Le ministère de la Santé a enregistré un taux d’exécution physique global de 84 % au titre de l’année 2025, à l’issue de l’évaluation des contrats d’objectifs des membres du Gouvernement conduite par le Premier ministre, Rimtalba Jean Emmanuel Ouédraogo. Ce résultat témoigne des progrès réalisés dans le renforcement du système sanitaire national sous la conduite du ministre Robert Lucien Jean-Claude Kargougou.
Le contrat d’objectifs 2025 du département de la Santé reposait sur trois objectifs stratégiques majeurs, déclinés en six actions prioritaires, couvrant notamment les infrastructures sanitaires, les ressources humaines et la prévention des maladies. « Les résultats obtenus traduisent des avancées notables, en particulier dans le domaine des infrastructures sanitaires, du développement des compétences et de la prévention », a indiqué le ministre à l’issue de la séance d’évaluation.
L’année 2025 a été marquée par la mise en service de plusieurs infrastructures hospitalières majeures. Il s’agit notamment du Centre hospitalier universitaire (CHU) de Pala, du centre de radiothérapie de l’hôpital de Bobo-Dioulasso ainsi que du centre d’hémodialyse du Centre hospitalier régional (CHR) de Gaoua, contribuant à l’amélioration de l’offre de soins spécialisés.
Au niveau des soins de santé de base, 920 Centres de santé et de promotion sociale (CSPS) ont été construits et rendus fonctionnels. Par ailleurs, 25 CSPS de chefs-lieux de communes ont été érigés en Centres médicaux communaux, rapprochant davantage les services de santé des populations.
Dans le cadre du renforcement du personnel médical, la mise en œuvre du plan 1000×5, en lien avec l’Initiative présidentielle pour la santé, a permis de lancer la spécialisation de près de 2 000 médecins, pharmaciens et chirurgiens-dentistes, afin de combler progressivement le déficit en spécialistes.
Sur le volet prévention, plus de 15 millions de moustiquaires imprégnées à longue durée d’action ont été distribuées à travers le pays. En outre, environ 4,5 millions d’enfants âgés de 3 à 59 mois ont bénéficié de la chimio-prophylaxie saisonnière du paludisme entre juin et octobre 2025.

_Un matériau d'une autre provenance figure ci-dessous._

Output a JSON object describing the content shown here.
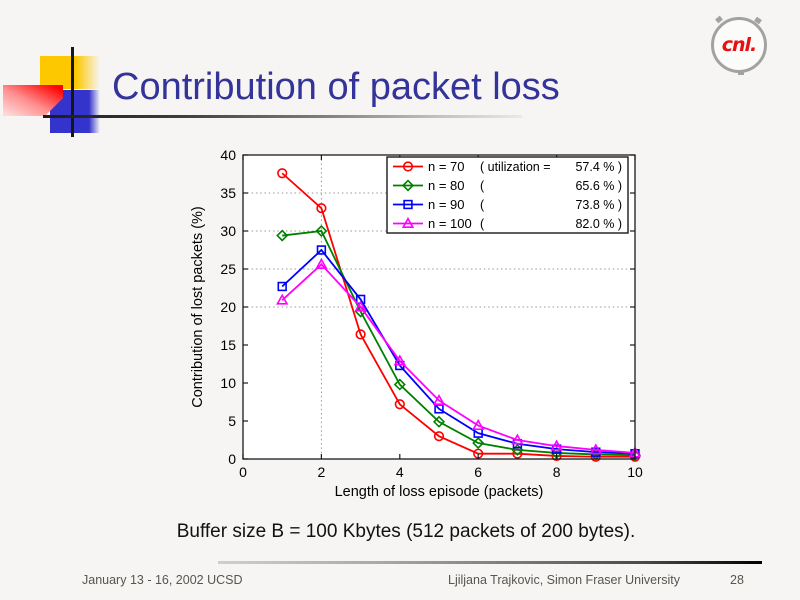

En matière de vaccination, plus de 750 000 enfants de 0 à 11 mois ont été complètement vaccinés contre plusieurs maladies évitables, dont la diphtérie, la rougeole et l’hépatite B, contribuant ainsi à la réduction de la morbidité et de la mortalité infantiles. Malgré ces performances, le ministre de la Santé a reconnu que les besoins des populations demeurent importants. Le Premier ministre a, à cet effet, invité le département à intensifier les efforts afin d’améliorer l’accès équitable à des services de santé et de nutrition de qualité sur toute l’étendue du territoire.
Pour l’année 2026, le ministère de la Santé entend accélérer plusieurs projets d’envergure. Parmi les priorités figurent la pose de la première pierre du CHU de Fada, l’achèvement des travaux du CHU de Gaoua, exécutés à 78 % à fin 2025, ainsi que l’ouverture de centres d’hémodialyse à Dori, Dédougou et Banfora.
Une attention particulière sera accordée aux zones confrontées à des défis sécuritaires, afin d’y maintenir un paquet minimum de services de santé et de nutrition au profit des femmes et des enfants. « Notre ambition pour 2026 est de renforcer les grands hôpitaux, de rapprocher les soins spécialisés des populations et de garantir la continuité des services de santé dans les zones vulnérables », a conclu le ministre de la Santé.